If you know someone who might benefit from the practical, emotional, or psychological support they offer, have a look at their website to find your nearest Maggie’s Centre.
Nurses
I got up at 6.30 a.m. this morning to get to Strathcarron Hospice to show four of the very experienced nursing staff the film TUESDAYS we have made with the Maggie's Centre in Dundee. On the road by 7.20 a.m.… Brain into gear at one minute to 9. It was the first showing of the final version of the film. There was total silence from the four nurses as the women on the screen took us through their lives.
“Well that’s not what you read in the text-books,” was the first response. “You know what these women have done?” – I steeled myself.

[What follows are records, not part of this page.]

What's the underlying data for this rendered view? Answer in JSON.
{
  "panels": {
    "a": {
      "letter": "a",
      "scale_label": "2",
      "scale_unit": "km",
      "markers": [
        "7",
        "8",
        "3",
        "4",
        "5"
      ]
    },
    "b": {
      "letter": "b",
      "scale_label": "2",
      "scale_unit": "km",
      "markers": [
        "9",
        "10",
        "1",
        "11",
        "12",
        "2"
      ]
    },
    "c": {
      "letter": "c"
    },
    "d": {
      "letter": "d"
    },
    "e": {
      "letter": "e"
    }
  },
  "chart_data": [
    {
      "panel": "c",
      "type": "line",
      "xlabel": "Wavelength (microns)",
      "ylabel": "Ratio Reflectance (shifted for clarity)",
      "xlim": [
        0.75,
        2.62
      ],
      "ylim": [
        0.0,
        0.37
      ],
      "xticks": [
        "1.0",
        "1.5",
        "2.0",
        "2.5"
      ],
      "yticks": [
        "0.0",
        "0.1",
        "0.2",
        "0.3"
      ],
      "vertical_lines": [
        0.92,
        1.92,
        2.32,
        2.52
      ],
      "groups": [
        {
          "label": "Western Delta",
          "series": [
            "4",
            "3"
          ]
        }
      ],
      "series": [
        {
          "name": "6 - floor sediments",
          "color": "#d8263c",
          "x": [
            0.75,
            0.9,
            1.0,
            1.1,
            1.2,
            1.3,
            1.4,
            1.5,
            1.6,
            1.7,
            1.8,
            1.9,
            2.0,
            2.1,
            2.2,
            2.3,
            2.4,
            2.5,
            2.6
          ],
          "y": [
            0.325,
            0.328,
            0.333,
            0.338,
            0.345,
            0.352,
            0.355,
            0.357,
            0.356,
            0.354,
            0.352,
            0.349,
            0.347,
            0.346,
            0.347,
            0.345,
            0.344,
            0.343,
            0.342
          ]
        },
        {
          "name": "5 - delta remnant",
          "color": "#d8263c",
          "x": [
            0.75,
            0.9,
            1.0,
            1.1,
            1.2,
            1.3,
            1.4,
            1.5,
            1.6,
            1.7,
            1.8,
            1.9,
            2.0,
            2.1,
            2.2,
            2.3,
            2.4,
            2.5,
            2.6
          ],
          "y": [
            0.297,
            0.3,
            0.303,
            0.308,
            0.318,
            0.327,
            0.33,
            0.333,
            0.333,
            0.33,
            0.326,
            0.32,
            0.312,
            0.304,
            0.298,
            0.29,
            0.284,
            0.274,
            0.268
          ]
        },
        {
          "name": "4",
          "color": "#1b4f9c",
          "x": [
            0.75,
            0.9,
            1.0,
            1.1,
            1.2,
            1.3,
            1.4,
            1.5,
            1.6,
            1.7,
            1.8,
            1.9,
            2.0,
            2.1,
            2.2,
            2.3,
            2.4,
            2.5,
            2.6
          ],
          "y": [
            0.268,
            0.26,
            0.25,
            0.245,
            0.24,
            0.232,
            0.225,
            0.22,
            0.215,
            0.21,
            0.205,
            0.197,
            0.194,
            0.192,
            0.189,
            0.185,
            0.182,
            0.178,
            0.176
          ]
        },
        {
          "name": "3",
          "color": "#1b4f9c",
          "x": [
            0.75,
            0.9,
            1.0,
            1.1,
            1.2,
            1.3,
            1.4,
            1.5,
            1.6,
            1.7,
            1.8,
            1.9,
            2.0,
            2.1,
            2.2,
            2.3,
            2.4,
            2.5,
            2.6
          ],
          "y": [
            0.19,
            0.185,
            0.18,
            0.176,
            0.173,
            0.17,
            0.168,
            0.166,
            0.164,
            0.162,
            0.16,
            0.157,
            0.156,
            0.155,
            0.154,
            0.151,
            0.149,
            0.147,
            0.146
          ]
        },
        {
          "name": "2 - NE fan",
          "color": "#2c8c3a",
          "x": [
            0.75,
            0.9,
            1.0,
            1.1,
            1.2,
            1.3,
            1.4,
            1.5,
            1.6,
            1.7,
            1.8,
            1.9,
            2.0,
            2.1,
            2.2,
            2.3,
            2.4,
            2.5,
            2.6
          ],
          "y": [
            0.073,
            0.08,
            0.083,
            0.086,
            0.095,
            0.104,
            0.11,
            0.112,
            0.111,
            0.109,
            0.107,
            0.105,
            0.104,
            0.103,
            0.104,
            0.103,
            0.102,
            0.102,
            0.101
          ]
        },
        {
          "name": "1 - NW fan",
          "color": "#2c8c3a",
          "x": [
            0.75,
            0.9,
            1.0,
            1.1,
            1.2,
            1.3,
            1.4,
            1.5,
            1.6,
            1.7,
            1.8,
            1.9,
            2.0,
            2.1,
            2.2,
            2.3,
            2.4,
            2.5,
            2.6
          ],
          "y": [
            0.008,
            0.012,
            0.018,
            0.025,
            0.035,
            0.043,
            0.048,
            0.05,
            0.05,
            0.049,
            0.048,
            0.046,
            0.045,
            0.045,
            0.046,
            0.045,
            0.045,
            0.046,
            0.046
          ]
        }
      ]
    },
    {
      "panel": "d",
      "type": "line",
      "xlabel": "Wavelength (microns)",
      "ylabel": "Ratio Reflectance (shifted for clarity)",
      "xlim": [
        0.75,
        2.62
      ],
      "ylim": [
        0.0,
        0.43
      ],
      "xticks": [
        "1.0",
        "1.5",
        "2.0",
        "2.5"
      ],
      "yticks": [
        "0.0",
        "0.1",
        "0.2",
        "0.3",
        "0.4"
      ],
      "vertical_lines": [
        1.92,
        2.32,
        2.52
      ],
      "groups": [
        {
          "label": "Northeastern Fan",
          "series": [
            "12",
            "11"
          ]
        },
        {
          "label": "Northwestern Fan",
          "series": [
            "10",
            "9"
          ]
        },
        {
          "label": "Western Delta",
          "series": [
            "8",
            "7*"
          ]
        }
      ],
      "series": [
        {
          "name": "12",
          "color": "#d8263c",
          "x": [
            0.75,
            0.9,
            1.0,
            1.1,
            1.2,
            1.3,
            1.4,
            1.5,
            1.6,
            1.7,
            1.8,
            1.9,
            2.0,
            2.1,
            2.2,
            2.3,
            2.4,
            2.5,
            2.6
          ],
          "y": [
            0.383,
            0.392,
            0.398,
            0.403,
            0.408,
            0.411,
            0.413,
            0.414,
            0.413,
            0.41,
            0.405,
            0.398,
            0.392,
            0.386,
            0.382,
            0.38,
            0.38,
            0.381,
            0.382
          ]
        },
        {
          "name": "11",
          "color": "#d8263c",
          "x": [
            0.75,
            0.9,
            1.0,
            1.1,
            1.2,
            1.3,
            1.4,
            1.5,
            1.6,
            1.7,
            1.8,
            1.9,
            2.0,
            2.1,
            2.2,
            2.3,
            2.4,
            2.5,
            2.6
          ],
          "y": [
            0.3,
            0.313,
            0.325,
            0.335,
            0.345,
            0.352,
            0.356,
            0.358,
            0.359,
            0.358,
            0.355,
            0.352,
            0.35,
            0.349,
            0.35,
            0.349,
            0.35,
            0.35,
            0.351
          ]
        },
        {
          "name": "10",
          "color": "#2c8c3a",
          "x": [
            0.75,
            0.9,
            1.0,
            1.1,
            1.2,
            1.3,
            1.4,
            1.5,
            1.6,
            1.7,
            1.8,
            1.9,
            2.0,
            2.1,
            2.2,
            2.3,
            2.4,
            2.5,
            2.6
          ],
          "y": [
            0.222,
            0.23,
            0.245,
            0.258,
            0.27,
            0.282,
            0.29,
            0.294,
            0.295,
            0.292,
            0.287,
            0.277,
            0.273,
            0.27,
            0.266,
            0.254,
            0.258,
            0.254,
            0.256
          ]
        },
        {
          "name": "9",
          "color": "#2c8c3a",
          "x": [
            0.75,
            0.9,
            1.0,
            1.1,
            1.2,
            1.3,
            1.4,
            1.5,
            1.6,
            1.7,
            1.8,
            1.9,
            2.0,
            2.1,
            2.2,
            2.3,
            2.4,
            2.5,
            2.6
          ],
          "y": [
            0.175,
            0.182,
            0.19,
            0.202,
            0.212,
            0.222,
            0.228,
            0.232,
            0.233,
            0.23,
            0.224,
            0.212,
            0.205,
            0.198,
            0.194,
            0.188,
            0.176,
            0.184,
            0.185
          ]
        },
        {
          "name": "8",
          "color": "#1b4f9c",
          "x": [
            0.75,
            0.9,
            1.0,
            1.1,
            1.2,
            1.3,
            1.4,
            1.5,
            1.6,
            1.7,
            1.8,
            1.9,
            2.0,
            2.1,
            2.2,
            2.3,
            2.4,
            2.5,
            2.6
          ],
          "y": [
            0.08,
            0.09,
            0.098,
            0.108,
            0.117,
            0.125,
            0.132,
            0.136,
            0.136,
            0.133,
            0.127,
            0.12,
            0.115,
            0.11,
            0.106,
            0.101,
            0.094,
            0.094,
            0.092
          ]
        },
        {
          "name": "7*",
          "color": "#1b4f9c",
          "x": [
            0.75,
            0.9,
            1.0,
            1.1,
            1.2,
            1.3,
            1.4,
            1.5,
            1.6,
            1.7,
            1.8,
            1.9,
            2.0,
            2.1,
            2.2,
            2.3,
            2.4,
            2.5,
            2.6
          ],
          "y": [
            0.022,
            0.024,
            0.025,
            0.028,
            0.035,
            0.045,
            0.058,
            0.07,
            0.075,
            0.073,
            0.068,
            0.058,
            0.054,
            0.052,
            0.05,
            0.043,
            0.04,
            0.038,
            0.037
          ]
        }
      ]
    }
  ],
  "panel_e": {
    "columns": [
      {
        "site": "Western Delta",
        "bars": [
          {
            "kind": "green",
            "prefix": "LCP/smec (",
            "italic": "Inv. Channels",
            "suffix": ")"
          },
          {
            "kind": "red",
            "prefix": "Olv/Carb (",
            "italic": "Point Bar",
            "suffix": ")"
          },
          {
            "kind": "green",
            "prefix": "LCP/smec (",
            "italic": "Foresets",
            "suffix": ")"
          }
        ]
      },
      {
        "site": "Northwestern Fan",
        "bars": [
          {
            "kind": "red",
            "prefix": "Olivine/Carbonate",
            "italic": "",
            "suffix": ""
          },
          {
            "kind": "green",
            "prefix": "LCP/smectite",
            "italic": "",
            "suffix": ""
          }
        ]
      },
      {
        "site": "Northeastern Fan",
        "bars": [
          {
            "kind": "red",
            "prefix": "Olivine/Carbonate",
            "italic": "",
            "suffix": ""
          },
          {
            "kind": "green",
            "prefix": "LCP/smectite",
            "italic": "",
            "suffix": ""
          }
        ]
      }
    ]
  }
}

“They’ve put it into words – the confusion, the thoughts, all the different emotions that people want to and can’t say. It’s not sad. Not sad at all. It's what we see on the ward...it's the black humour...the friendship....it's beautiful and true and doctors and nurses need to see this film. ”
I believe her. Not only because she is a consummate professional, but also because I have watched this gorgeous woman sing and dance her patients into well-being at Strathcarron Hospice. And I keep filming it.
The film about the Maggie's Centre is with the sound designer Marcelo de Oliveiri right now, and will have its premiere in Dundee on Wednesday 4th April, when the amazing women in the film will be there to talk to the audience. Tickets are free but limited: RSVP here.
Maggie's Centre clips shown in Edinburgh
I am presenting clips from my film on the Maggie's Centre on Thursday night in Edinburgh, in a Forum on Spirtuality, Religion and Film as part of the Edinburgh International Festival of Middle Eastern Spirituality and Peace.
Services to Humanity
This week I showed the final cut of the film I have been making with five women at the Maggie's Centre, Dundee. Maggie's Cancer Caring Centres are a charity that builds stunningly beautiful houses close to hospitals: places to go for well-being when you've been hit with the cancer diagnosis.
These women were brave and open and let me into their lives over the last ten months, sharing the messiness and fear, as well as their kindness and of course, their riotous sense of humour! Once the worst has happened, there is not much left to fear, time is short, and hey, life is for living!
It's a paradox – the film, through these women, looks death right in the face. So it is scary. But somehow, by going through the journey with them, you come out braver, less scared – it gives you courage. The film is with the fab composer Lennert Busch just now, and we will have a launch in April at Dundee Contemporary Arts, and then one in London. These women seem like front-runners to me. I feel I am slugging along behind them. They deserve medals – services to humanity. Order of generous.

Happy New Year
Happy New Year everyone. Right now, I am spending every day filming either in a hospice, or in the Maggie's Centre, or with a group of doctors. That's a lot of mortality, a lot of death, that I see every week.
And this is my present to myself, my coping strategy – a tiny(ish) furry red bundle of optimism called Mitsuki, a foal, who loves more than anything to be scratched. Here he is, exploring snow and my husband with snowshovel for the first time. All best wishes for 2012!